O MC diz reforça que o filho sempre participou das atividades no bairro em que mora desde os 8 anos. Conta que o jovem tocou em adegas é conhecido pelos moradores. Um abaixo-assinado foi feito pelo pai para mostrar o apoio que o jovem tem. Até a publicação do texto, mais de 900 pessoas já assinaram a petição que exige a liberdade do músico.
“A gente sabe que onde eles moraram, na Cidade Tiradentes, existem pontos de vendas de drogas. Isso é uma coisa muito comum nas quebradas. A relação que a polícia também tem com esses lugares todo mundo sabe como é”, fala Gildean.
O que diz o Estado
A Ponte procurou a Secretaria da Segurança Pública de São Paulo, o Ministério Público do Estado de São Paulo e o Tribunal de Justiça solicitando entrevistas com os responsáveis pelo caso de Guilherme em cada órgão e também apontando os questionamentos apresentados sobre o caso.
Em nota enviada pela assessoria de imprensa, o MPSP respondeu que a atual promotora do caso, Adriana Paiva, não concede entrevistas pelo fato do processo ainda estar em andamento.
“O processo continua em andamento, devido a isso a promotora de Justiça Adriana Paiva que atualmente está no cargo não concede entrevistas sobre o assunto”, escreveu o MPSP via e-mai.
Os demais órgãos não se manifestaram. O espaço segue aberto.

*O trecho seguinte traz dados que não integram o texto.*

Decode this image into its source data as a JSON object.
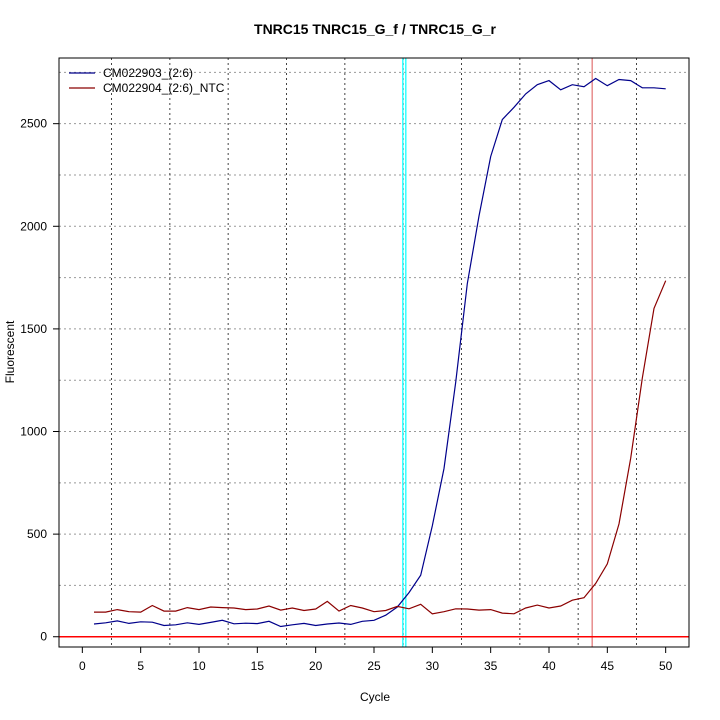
{
  "chart_data": {
    "type": "line",
    "title": "TNRC15  TNRC15_G_f / TNRC15_G_r",
    "xlabel": "Cycle",
    "ylabel": "Fluorescent",
    "xlim": [
      -2.0,
      52.0
    ],
    "ylim": [
      -50,
      2820
    ],
    "xticks": [
      0,
      5,
      10,
      15,
      20,
      25,
      30,
      35,
      40,
      45,
      50
    ],
    "yticks": [
      0,
      500,
      1000,
      1500,
      2000,
      2500
    ],
    "grid": true,
    "legend_position": "top-left",
    "series": [
      {
        "name": "CM022903_(2:6)",
        "color": "#00008b",
        "x": [
          1,
          2,
          3,
          4,
          5,
          6,
          7,
          8,
          9,
          10,
          11,
          12,
          13,
          14,
          15,
          16,
          17,
          18,
          19,
          20,
          21,
          22,
          23,
          24,
          25,
          26,
          27,
          28,
          29,
          30,
          31,
          32,
          33,
          34,
          35,
          36,
          37,
          38,
          39,
          40,
          41,
          42,
          43,
          44,
          45,
          46,
          47,
          48,
          49,
          50
        ],
        "values": [
          62,
          68,
          77,
          65,
          73,
          71,
          55,
          58,
          68,
          60,
          70,
          80,
          63,
          66,
          64,
          75,
          50,
          58,
          65,
          55,
          62,
          67,
          60,
          75,
          80,
          105,
          145,
          215,
          300,
          540,
          820,
          1240,
          1720,
          2050,
          2340,
          2520,
          2580,
          2645,
          2690,
          2710,
          2665,
          2690,
          2680,
          2720,
          2685,
          2715,
          2710,
          2675,
          2675,
          2670
        ]
      },
      {
        "name": "CM022904_(2:6)_NTC",
        "color": "#8b0000",
        "x": [
          1,
          2,
          3,
          4,
          5,
          6,
          7,
          8,
          9,
          10,
          11,
          12,
          13,
          14,
          15,
          16,
          17,
          18,
          19,
          20,
          21,
          22,
          23,
          24,
          25,
          26,
          27,
          28,
          29,
          30,
          31,
          32,
          33,
          34,
          35,
          36,
          37,
          38,
          39,
          40,
          41,
          42,
          43,
          44,
          45,
          46,
          47,
          48,
          49,
          50
        ],
        "values": [
          120,
          120,
          132,
          122,
          120,
          152,
          125,
          125,
          142,
          132,
          145,
          142,
          140,
          132,
          135,
          150,
          130,
          140,
          128,
          135,
          172,
          125,
          152,
          140,
          122,
          128,
          148,
          136,
          158,
          112,
          122,
          136,
          135,
          130,
          132,
          115,
          112,
          140,
          154,
          140,
          150,
          178,
          190,
          260,
          355,
          550,
          870,
          1260,
          1600,
          1735
        ]
      }
    ],
    "threshold_lines": {
      "horizontal_y": 0,
      "horizontal_color": "#ff0000",
      "vertical_cyan_x": 27.6,
      "vertical_cyan_color": "#00ffff",
      "vertical_red_x": 43.7,
      "vertical_red_color": "#e07070"
    }
  }
}
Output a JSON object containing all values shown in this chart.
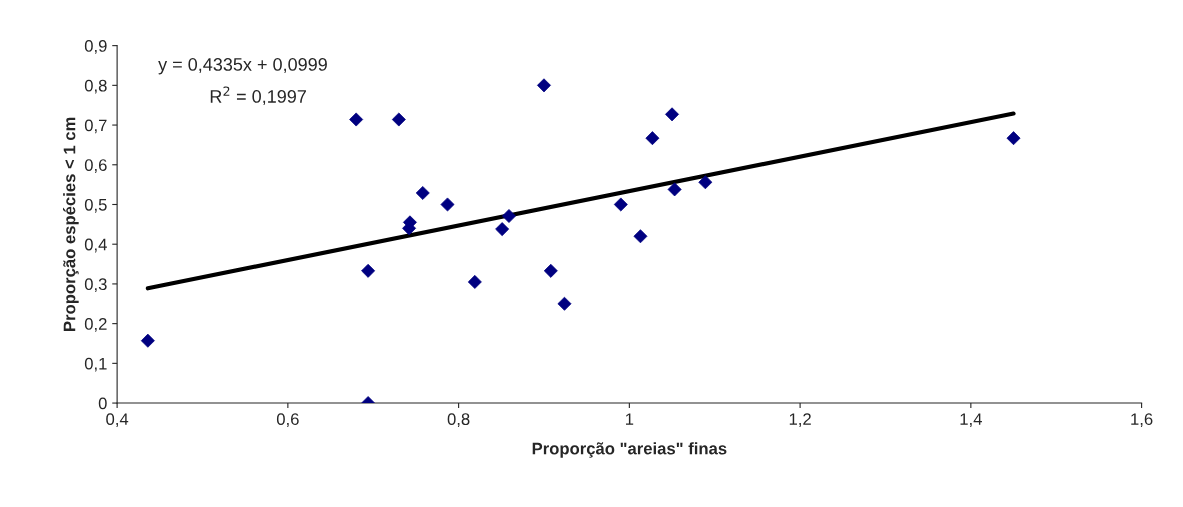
{
  "chart_data": {
    "type": "scatter",
    "xlabel": "Proporção \"areias\" finas",
    "ylabel": "Proporção espécies < 1 cm",
    "series": [
      {
        "color": "#000080",
        "marker": "diamond",
        "x": [
          0.436,
          0.68,
          0.694,
          0.694,
          0.73,
          0.742,
          0.743,
          0.758,
          0.787,
          0.819,
          0.851,
          0.859,
          0.9,
          0.908,
          0.924,
          0.99,
          1.013,
          1.027,
          1.05,
          1.053,
          1.089,
          1.45
        ],
        "values": [
          0.157,
          0.714,
          0.333,
          0.0,
          0.714,
          0.44,
          0.455,
          0.529,
          0.5,
          0.305,
          0.438,
          0.471,
          0.8,
          0.333,
          0.25,
          0.5,
          0.42,
          0.667,
          0.727,
          0.538,
          0.556,
          0.667
        ]
      },
      {
        "type": "line",
        "color": "#000000",
        "marker": "none",
        "x": [
          0.436,
          1.45
        ],
        "values": [
          0.289,
          0.729
        ]
      }
    ],
    "annotations": [
      "y = 0,4335x + 0,0999",
      "R$^{2}$ = 0,1997"
    ],
    "xlim": [
      0.4,
      1.6
    ],
    "xticks": [
      {
        "value": 0.4,
        "label": "0,4"
      },
      {
        "value": 0.6,
        "label": "0,6"
      },
      {
        "value": 0.8,
        "label": "0,8"
      },
      1,
      {
        "value": 1.2,
        "label": "1,2"
      },
      {
        "value": 1.4,
        "label": "1,4"
      },
      {
        "value": 1.6,
        "label": "1,6"
      }
    ],
    "ylim": [
      0,
      0.9
    ],
    "yticks": [
      0,
      {
        "value": 0.1,
        "label": "0,1"
      },
      {
        "value": 0.2,
        "label": "0,2"
      },
      {
        "value": 0.3,
        "label": "0,3"
      },
      {
        "value": 0.4,
        "label": "0,4"
      },
      {
        "value": 0.5,
        "label": "0,5"
      },
      {
        "value": 0.6,
        "label": "0,6"
      },
      {
        "value": 0.7,
        "label": "0,7"
      },
      {
        "value": 0.8,
        "label": "0,8"
      },
      {
        "value": 0.9,
        "label": "0,9"
      }
    ],
    "grid": false,
    "legend": false
  }
}
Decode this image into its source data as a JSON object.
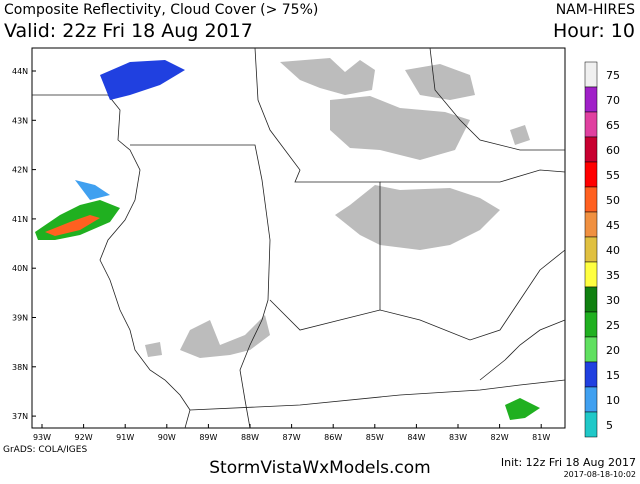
{
  "header": {
    "title": "Composite Reflectivity, Cloud Cover (> 75%)",
    "model": "NAM-HIRES",
    "valid": "Valid: 22z Fri 18 Aug 2017",
    "hour": "Hour: 10"
  },
  "map": {
    "lat_labels": [
      "44N",
      "43N",
      "42N",
      "41N",
      "40N",
      "39N",
      "38N",
      "37N"
    ],
    "lon_labels": [
      "93W",
      "92W",
      "91W",
      "90W",
      "89W",
      "88W",
      "87W",
      "86W",
      "85W",
      "84W",
      "83W",
      "82W",
      "81W"
    ]
  },
  "colorbar": {
    "labels": [
      "75",
      "70",
      "65",
      "60",
      "55",
      "50",
      "45",
      "40",
      "35",
      "30",
      "25",
      "20",
      "15",
      "10",
      "5"
    ],
    "colors": [
      "#f0f0f0",
      "#a020c8",
      "#e040a0",
      "#c80030",
      "#ff0000",
      "#ff6020",
      "#f09040",
      "#e0c040",
      "#ffff40",
      "#108010",
      "#20b020",
      "#60e060",
      "#2040e0",
      "#40a0f0",
      "#20c8c8"
    ]
  },
  "footer": {
    "grads": "GrADS: COLA/IGES",
    "site": "StormVistaWxModels.com",
    "init": "Init: 12z Fri 18 Aug 2017",
    "stamp": "2017-08-18-10:02"
  }
}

*Matéria atualizada às 17h30min do dia 16 de outubro para incluir a nota do MPSP.
Correções
- A primeira versão do texto dizia que a família de Guilherme sabia que ele estava indo comprar drogas. A informação foi corrigida no dia 16 de outubro de 2023 às 12h.
- O texto original dizia que o pai de Guilherme era DJ. A reportagem foi alterada na quarta-feira (18/10) às 13h30min.